In 1981, after China’s post-Mao government posthumously restored the reputations of Mr. Fou’s parents, a volume of letters written by his father, primarily to Mr. Fou, was published in China. Full of advice, encouragement, life teachings and stern paternal love, the book, “Fu Lei’s Family Letters,” became an instant best seller in China.
For many, the long disquisitions on music, art and life offered a welcome contrast to the Cultural Revolution years, which saw sons turn against fathers, students against teachers and neighbors against neighbors — all in the name of politics.
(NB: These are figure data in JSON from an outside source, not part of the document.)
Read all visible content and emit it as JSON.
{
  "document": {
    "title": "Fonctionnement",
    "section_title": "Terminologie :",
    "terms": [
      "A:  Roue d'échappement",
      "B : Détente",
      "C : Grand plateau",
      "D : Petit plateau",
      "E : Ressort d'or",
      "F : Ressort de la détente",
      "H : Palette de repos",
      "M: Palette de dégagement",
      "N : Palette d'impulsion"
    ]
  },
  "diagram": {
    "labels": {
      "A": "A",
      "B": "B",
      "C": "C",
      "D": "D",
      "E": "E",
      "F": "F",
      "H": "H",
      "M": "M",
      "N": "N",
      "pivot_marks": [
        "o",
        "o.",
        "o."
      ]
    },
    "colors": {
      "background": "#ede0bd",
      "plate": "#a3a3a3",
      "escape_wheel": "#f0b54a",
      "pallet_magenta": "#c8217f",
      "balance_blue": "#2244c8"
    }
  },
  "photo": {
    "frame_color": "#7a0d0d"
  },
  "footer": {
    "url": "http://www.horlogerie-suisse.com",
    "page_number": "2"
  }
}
“If you imagine the environment we grew up with, it was very rigid,” said Xibai Xu, a political analyst who first read the letters in middle school in Beijing. He added, “So when you read ‘Fu Lei’s Family Letters,’ you realized how a decent human life could be — a life that is very delicate and artistic, with real human emotions and not just ideology.”
Besides influencing a generation of Chinese, Mr. Fu’s words resonated long after his death with the person for whom they were originally intended.
“My father had a saying that ‘First you must be a person, then an artist, and then a musician, and only then can you be a pianist,’” Mr. Fou once recalled in an interview. “Even now, I believe in this order — that it should be this way and that I am this way.”